Genesis 26. Isaac and the Philistines. Apart from Genesis 26:34 f. this chapter belongs to J. The original has been expanded in Genesis 26:1, and Genesis 26:15; Genesis 26:18 are harmonistic insertions. Apart from Genesis 26:12 the incidents are parallel to incidents recorded of Abraham. On the relation to the earlier adventures of Sarah in Egypt and Gerar, see Genesis 26:20 *. The incident is misplaced; obviously it is earlier than the birth of Esau and Jacob. The dispute about the wells and covenant with Abimelech are doublets of the similar events in Abraham's life.

Like Abraham, Isaac is forced to migrate by famine, but he goes to Gerar, not Egypt, whose king, like the king of Gerar in Genesis 26:20, is named Abimelech, but is styled king of the Philistines. Yahweh bids him remain in the land and not remove to Egypt as his father had done, renewing to him the promise made to Abraham (Genesis 26:1).
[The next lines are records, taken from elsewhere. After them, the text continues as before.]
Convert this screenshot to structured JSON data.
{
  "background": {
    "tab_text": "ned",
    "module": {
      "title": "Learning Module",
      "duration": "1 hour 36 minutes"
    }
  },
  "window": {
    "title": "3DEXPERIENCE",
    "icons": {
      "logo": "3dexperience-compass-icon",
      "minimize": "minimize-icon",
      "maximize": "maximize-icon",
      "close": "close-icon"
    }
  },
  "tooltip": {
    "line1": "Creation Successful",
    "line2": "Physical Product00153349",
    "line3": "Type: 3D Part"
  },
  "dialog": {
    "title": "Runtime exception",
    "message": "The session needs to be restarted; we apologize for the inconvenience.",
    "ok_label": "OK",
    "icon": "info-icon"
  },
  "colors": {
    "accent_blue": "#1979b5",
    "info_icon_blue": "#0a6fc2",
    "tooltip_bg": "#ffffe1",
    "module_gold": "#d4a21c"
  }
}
He passes off Rebekah as his sister, till the king surprises them in their connubialities and rebukes him for the guilt of unconscious adultery that his people might have incurred through his poltroonery. Although a semi-nomad, Isaac practises agriculture, as is to-day done by the Bedouin (at Beersheba among other places), and so successfully that seed produces a hundredfold, an exceptional but not an impossible yield (cf. Mark 4:8). His flocks, herds, and slaves multiply, the Philistines envy him, and the king bids him depart. His slaves discover water but the herdmen of Gerar contest the well with them, and similarly with a second well, and only with the third (Rehoboth) do they leave him in possession. This was probably at Ruhaibeh, about 20 miles SW. of Beersheba. He went from there to Beersheba, where, Yahweh appeared to him and renewed his promise, whereupon Isaac built an altar and invoked Yahweh's name. Thus the origin of Beersheba as a sanctuary is traced back to Isaac as well as to Abraham (Genesis 21:33). Abimelech, recognising Yahweh's blessing on Isaac, proposes a covenant which he accepts, and which is made by a feast and an oath. Learning the same day from his slaves of a well they had sunk there (cf. Genesis 26:25), he gives it the name Shibah (swearing), from which the city derived its name Beersheba, a variant of the account in Genesis 21:31.

The chapter closes with two verses from P about Esau's two Hittite wives, which prepare the way for Jacob's dispatch to his mother's family to secure a wife, since his parents are grieved that by intermarriage with the natives Esau should have tainted the purity of the stock.